Every spring, taxpayers leave an estimated $1 billion on the table because they don’t take advantage of all the tax deductions and tax credits available to them.

Some of those tax deductions are common ones that are missed because taxpayers don’t itemize. But other deductions are new, not as well known, or complex.

Here are five tax deductions for both businesses and individuals to investigate before mailing your tax return to the IRS this year:

Research and Experimentation credit

The research credit was introduced in 1981 to increase business investment in the U.S., and has since been extended 14 times. This credit is worth an estimated $12 billion to companies every year, according to a recent article in the Washington Post.

But while the credit can offset many of the costs of research and development (including wages, contract research and supplies), it is highly scrutinized by the IRS. If you are spending large sums on product development and research, this credit is worth exploring.

But if you decided to file for the credit, make sure you are thorough in your documentation because there is a high likelihood that the IRS could have some follow-up questions.

Sales tax deduction

Nevada residents and residents of other states that do not have income tax, can benefit from the sales tax deduction. This deduction is of particular interest for people who made large purchases in the last year. A new car or other big-ticket items for which this deduction is used.

Child Independent Care credit

It is fairly well known that parents can deduct a percentage of the expenses of daycare. But did you know that summer camp expenses are also deductible under the child care credit?

The credit requires some expertise to calculate — it is based on a sliding-scale percentage between 35 percent and 20 percent — but don’t discount it.

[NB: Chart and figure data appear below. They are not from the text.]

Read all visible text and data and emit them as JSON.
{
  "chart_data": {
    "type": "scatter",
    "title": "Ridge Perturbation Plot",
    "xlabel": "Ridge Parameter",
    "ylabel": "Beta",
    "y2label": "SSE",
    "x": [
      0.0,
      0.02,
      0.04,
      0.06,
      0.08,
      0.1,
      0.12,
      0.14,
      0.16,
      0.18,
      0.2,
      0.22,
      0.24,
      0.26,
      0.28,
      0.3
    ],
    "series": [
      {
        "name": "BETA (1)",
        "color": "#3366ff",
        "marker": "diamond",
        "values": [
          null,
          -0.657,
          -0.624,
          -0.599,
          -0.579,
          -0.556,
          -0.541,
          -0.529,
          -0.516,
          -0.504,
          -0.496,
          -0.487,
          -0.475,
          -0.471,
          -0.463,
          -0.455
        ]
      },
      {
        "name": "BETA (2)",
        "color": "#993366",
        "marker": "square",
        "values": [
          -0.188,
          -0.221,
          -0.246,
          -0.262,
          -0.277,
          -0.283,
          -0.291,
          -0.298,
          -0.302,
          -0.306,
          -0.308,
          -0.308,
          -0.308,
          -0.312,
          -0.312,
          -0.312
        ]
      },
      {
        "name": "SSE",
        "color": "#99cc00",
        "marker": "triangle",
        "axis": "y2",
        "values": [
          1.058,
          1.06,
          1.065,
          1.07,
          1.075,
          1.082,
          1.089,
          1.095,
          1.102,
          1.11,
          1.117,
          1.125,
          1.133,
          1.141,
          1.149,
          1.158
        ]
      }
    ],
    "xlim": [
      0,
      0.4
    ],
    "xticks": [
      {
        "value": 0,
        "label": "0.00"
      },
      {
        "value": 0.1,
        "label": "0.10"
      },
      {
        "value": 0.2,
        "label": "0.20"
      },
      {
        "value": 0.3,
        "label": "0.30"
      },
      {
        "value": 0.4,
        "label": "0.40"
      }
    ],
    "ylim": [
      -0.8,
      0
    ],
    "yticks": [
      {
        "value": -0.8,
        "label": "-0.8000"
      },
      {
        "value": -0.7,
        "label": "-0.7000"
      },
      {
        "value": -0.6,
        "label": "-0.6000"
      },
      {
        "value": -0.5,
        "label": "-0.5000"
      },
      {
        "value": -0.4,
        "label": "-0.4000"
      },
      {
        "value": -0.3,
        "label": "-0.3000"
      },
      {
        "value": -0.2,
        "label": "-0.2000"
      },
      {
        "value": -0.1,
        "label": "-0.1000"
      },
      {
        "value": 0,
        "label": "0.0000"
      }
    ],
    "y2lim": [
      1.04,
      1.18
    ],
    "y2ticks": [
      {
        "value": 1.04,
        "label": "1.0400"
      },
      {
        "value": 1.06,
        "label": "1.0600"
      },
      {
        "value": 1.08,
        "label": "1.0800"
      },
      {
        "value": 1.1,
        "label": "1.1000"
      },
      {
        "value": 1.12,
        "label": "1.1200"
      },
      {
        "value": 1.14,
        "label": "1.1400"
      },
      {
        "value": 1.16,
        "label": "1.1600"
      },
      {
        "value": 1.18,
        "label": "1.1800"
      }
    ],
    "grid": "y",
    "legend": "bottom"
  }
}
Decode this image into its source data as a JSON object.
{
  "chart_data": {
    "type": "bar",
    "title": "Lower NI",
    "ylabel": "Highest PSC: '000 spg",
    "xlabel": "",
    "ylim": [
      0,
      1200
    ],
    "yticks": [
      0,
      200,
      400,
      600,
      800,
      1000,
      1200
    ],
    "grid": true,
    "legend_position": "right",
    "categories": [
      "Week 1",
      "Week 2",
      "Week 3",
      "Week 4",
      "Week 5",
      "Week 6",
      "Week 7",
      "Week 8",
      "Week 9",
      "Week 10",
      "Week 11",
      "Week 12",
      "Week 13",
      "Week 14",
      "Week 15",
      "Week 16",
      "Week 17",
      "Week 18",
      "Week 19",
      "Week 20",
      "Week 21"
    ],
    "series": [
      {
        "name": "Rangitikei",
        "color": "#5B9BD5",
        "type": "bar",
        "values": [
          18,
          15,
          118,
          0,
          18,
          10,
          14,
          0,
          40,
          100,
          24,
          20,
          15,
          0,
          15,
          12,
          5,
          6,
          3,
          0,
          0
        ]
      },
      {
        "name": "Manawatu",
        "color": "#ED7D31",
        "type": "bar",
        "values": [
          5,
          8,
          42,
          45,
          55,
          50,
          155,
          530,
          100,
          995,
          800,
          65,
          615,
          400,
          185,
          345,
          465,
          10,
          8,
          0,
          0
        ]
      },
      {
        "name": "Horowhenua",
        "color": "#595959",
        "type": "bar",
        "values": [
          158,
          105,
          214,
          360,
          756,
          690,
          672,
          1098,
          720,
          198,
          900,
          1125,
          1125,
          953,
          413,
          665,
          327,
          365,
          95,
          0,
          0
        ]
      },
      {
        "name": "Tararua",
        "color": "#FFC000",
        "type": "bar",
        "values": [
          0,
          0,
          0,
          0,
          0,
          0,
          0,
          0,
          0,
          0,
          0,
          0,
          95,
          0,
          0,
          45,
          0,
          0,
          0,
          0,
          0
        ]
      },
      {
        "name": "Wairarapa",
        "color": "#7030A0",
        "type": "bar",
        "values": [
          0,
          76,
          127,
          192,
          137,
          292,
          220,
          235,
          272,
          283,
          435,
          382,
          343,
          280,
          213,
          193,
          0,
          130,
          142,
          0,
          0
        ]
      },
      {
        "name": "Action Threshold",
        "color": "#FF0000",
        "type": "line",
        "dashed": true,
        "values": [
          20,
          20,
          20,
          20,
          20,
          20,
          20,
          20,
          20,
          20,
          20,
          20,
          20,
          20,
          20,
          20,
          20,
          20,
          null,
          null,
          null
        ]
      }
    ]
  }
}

For many families, child care expenses for a year can add up to well over $10,000. Use this credit to recover some of those costs on your tax return this year.

American opportunity tax credit

Formerly named the Hope credit, this tax break reimburses some of the expenses of college courses or technical school training. Individuals making less than $80,000 and couples making less than $160,000 can qualify for the credit. The credit of up to $2,500 applies to tuition, fees and course material expenses. Up to $1,000 is refundable even to those who owe no taxes.

Residential Energy Efficiency tax credit

Did you put in a new energy-efficient furnace, hot water heater or woodstove last year? You might be eligible for up to $500 in tax credits that were put in place to incentivize energy conservation.

This program even rewards new insulation or new energy-efficient windows or doors. So before you file that tax return, think back on your home improvement projects all year and see if you can take home a few hundred more dollars for your energy-saving home upgrades.